Using a tortilla for the crust makes for a cracker-like crunch, and it’s surprisingly sturdy. The cashew mozzarella is creamy and rich without being heavy, the mushrooms add a savory touch, and the tomatoes add brightness.
The cashew mozzarella is from this pizza power bowl recipe I posted last fall, except I omitted the garlic this time around. To make it, you’ll blend raw cashews, water, nutritional yeast, arrowroot powder, apple cider vinegar, and sea salt together until perfectly smooth. Pour it into a saucepan, heat over medium, and whisk constantly until (about 2 minutes) you have a “cheese” that looks like this…
Place the tortilla on a pan. Then, top with the sauce, mozzarella, mushrooms, and tomatoes, and bake at 400F for 18 to 22 minutes or until the tortilla is crisp.
Sprinkle with fresh basil, slice, and devour.
Personal Vegan Tortilla Pizza with Homemade Mozzarella, Mushrooms, Tomatoes & Basil
If you're looking for an easy weeknight meal for one, look no further than this vegan personal tortilla pizza with homemade mozzarella, mushrooms, tomatoes & basil. Crisp tortilla crust is slathered with pizza sauce and topped with a simple homemade cashew mozzarella, mushrooms, tomatoes, and basil in this simple, single-serve plant-based dish!
- 1/4 cup raw cashews
- 1/3 cup water
- 1/2 tablespoon apple cider vinegar
- 1/2 tablespoon nutritional yeast
- 1/2 tablespoon arrowroot powder
- 1/4 teaspoon sea salt or to taste
- 1 8- inch sprouted or gluten-free tortilla
- 2 tablespoons pizza sauce
- 2 ounces cremini or baby bella mushroooms, destemmed and sliced
- 1/2 cup grape or cherry tomatoes, halved
- Handful fresh basil leaves
- Crushed red pepper flakes, optional
- Preheat oven to 400F.
For the Cashew Mozzarella
- Add the cashews, water, apple cider vinegar, nutritional yeast, arrowroot powder, and sea salt to a high-powered blender* and blend on high for 2 to 3 minutes or until completely smooth.
- Pour the mixture into a small sauce pan.

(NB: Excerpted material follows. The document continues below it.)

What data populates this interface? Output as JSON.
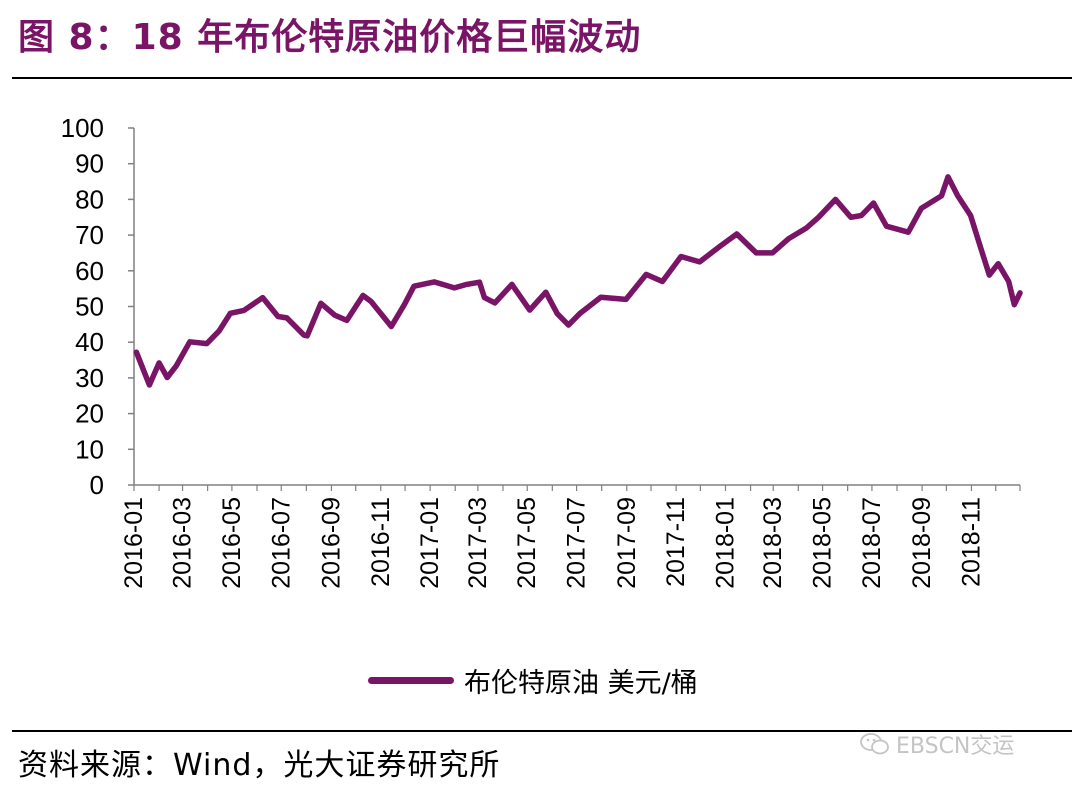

Heat over medium and whisk continuously until it thickens and just starts to become stretchy. Approximately 2 minutes.
- Remove from heat and let cool slightly.
- Line a small baking pan with parchment paper. Place the tortilla on the pan and top with the pizza sauce. Use a tablespoon and drop heaping spoonfuls of the mozzarella on the sauce. Top with the mushrooms and tomatoes. Bake for 18 to 22 minutes or until the tortilla is crisp and the veggies are tender. Chiffonade the basil leaves and sprinkle over the pizza along with the crushed red pepper flakes, if desired.
*If you don't have a high-powered blender, simply soak the cashews in warm water for an hour or two before blending.